Nicht selten war seitens der Studiobosse zu vernehmen, dass sie aus Angst vor möglichen Repressionen, oder auf die Gefahr hin ihre Reputation aufs Spiel zu setzen, am liebsten jene Filme mit besagtem politischem Inhalt verhindert hätten. Wenn auch Jack Warner schon vor 1936 die anderen Studiobosse dazu aufforderte eine Art „Anti-Nazi League“ zu gründen war die Resonanz eher zwiegespalten.
„The truth of the matter lies ambivalently between.
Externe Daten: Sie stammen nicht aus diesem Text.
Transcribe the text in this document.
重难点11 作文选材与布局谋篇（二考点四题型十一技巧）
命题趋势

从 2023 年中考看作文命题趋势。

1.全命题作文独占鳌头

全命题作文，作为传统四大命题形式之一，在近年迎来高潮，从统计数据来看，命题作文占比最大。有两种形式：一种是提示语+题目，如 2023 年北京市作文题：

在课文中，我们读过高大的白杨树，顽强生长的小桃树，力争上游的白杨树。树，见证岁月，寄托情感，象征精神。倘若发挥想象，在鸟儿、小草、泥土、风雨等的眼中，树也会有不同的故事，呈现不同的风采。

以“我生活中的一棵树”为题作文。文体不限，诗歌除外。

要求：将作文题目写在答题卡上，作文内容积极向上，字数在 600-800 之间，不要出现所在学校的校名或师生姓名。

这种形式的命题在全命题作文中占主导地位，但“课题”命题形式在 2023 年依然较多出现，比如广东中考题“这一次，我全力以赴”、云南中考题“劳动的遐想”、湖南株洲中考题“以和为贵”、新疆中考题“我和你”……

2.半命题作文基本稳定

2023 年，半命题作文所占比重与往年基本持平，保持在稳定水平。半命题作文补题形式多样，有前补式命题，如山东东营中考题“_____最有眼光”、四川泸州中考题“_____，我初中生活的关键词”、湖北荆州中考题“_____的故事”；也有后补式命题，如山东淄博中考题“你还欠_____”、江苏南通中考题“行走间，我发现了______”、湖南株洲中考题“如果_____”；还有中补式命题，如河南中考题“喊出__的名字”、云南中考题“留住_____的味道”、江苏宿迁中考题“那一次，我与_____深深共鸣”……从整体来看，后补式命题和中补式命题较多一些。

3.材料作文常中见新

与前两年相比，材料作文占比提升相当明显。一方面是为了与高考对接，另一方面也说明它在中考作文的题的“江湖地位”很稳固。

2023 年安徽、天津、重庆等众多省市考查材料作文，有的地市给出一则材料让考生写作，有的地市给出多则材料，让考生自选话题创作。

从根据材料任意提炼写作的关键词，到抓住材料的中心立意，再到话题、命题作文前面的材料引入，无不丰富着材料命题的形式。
During the late New Deal, as Hitler pressed his still fragile luck in Sudetenland, the Rhineland, and Austria and the pitch of Nazi anti-Semitism rose, Hollywood vacillated between internationalism and isolationism.” (Cripps, Thomas: Hollywood´s High Noon, Moviemaking & Society before Television, Baltimore, 1997, S. 190)
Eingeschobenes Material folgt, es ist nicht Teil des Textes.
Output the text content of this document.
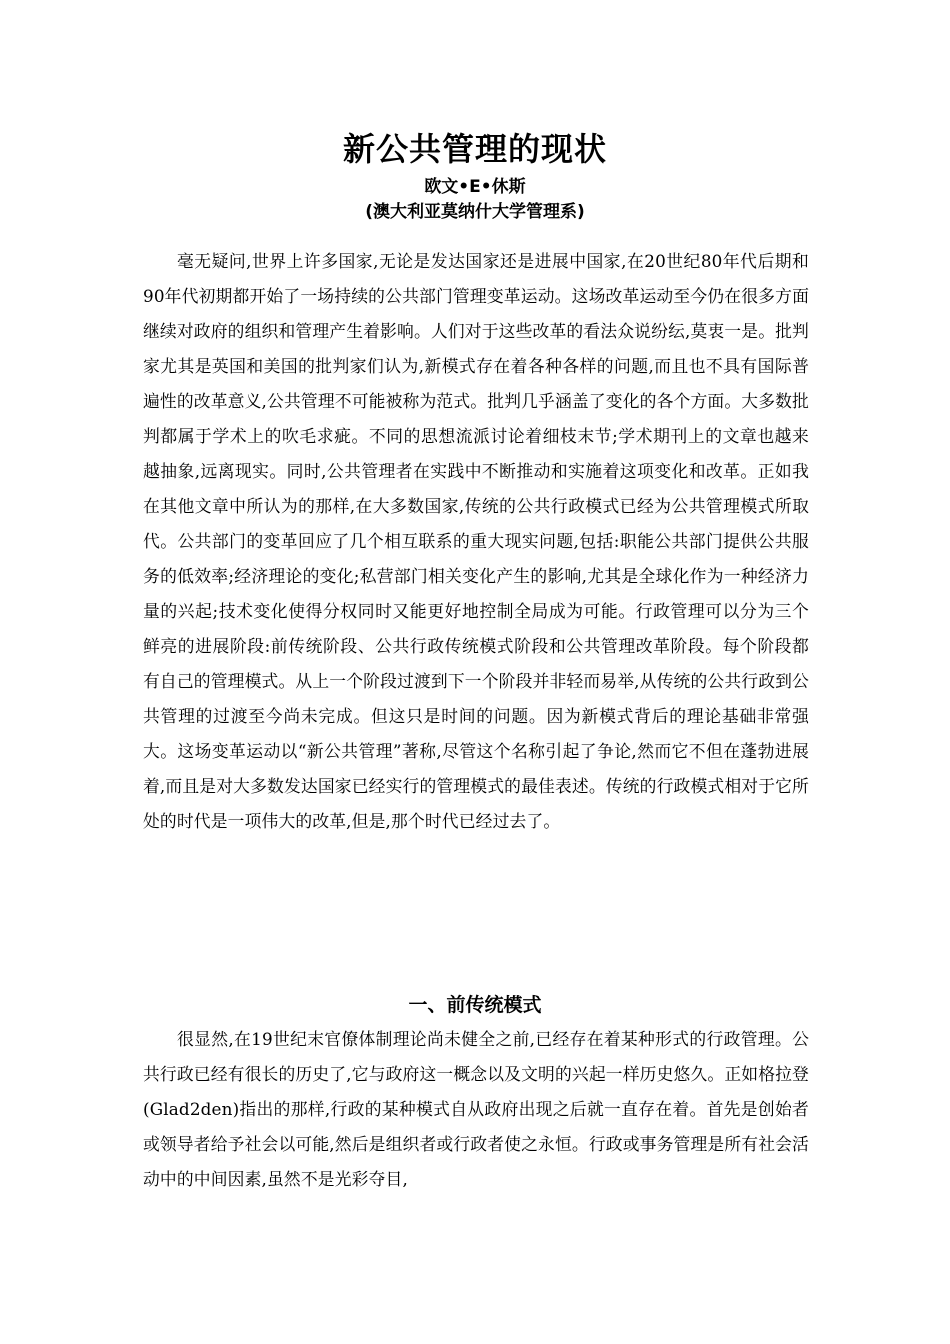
新公共管理的现状
欧文•E•休斯
(澳大利亚莫纳什大学管理系)

毫无疑问,世界上许多国家,无论是发达国家还是进展中国家,在20世纪80年代后期和90年代初期都开始了一场持续的公共部门管理变革运动。这场改革运动至今仍在很多方面继续对政府的组织和管理产生着影响。人们对于这些改革的看法众说纷纭,莫衷一是。批判家尤其是英国和美国的批判家们认为,新模式存在着各种各样的问题,而且也不具有国际普遍性的改革意义,公共管理不可能被称为范式。批判几乎涵盖了变化的各个方面。大多数批判都属于学术上的吹毛求疵。不同的思想流派讨论着细枝末节;学术期刊上的文章也越来越抽象,远离现实。同时,公共管理者在实践中不断推动和实施着这项变化和改革。正如我在其他文章中所认为的那样,在大多数国家,传统的公共行政模式已经为公共管理模式所取代。公共部门的变革回应了几个相互联系的重大现实问题,包括:职能公共部门提供公共服务的低效率;经济理论的变化;私营部门相关变化产生的影响,尤其是全球化作为一种经济力量的兴起;技术变化使得分权同时又能更好地控制全局成为可能。行政管理可以分为三个鲜亮的进展阶段:前传统阶段、公共行政传统模式阶段和公共管理改革阶段。每个阶段都有自己的管理模式。从上一个阶段过渡到下一个阶段并非轻而易举,从传统的公共行政到公共管理的过渡至今尚未完成。但这只是时间的问题。因为新模式背后的理论基础非常强大。这场变革运动以“新公共管理”著称,尽管这个名称引起了争论,然而它不但在蓬勃进展着,而且是对大多数发达国家已经实行的管理模式的最佳表述。传统的行政模式相对于它所处的时代是一项伟大的改革,但是,那个时代已经过去了。

一、前传统模式

很显然,在19世纪末官僚体制理论尚未健全之前,已经存在着某种形式的行政管理。公共行政已经有很长的历史了,它与政府这一概念以及文明的兴起一样历史悠久。正如格拉登(Glad2den)指出的那样,行政的某种模式自从政府出现之后就一直存在着。首先是创始者或领导者给予社会以可能,然后是组织者或行政者使之永恒。行政或事务管理是所有社会活动中的中间因素,虽然不是光彩夺目,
Obwohl viele Schauspieler in Hollywood öffentlich Protest gegen Nazideutschland erhoben hatten, fiel ein aktives Engagement eher bescheiden aus. Carl Laemmle, aber auch die Warner-Brothers schlossen sich der öffentlichen Kritik an. Bis zum definitiven Kriegseintritt der USA 1941 waren jedoch kritische Stimmen, oder gar Filme, die sich mit den aktuellen politischen Themen beschäftigten, nicht erwünscht. Die Regierung machte den Studiobossen in Hollywood klar, dass sie zunächst keinerlei offene Kritik, oder Einmischung erwünschten. Mit dem Kriegseintritt der USA änderte sich die Grundhaltung der Regierung fundamental, und infolge auch der Stimmung in Hollywood. Diplomatische Süßholzraspeln war nicht mehr angesagt. Fortan sollten Filme produziert werden, die die Töne des Patriotismus sangen, Filme mit deren Hilfe die Moral der Soldaten aufpoliert werden sollte, wobei hier die psychologische Führung und suggestive Wirkung auf die Soldaten eine elementare Rolle spielt. Schon sehr früh waren sich die amerikanischen Medienexperten bewusst, dass über kaum ein anderes Medium, wie dem Film, also respektive dem Kino eine derart große Menge an Publikum erreicht werden konnte. Filme, die die Heroenhaftigkeit der Soldaten zeigten, aber auch die moralische und politische Rechtfertigung und Notwendigkeit für den Kriegseintritt attestierten, hatten zu jener Zeit Hochkonjunktur.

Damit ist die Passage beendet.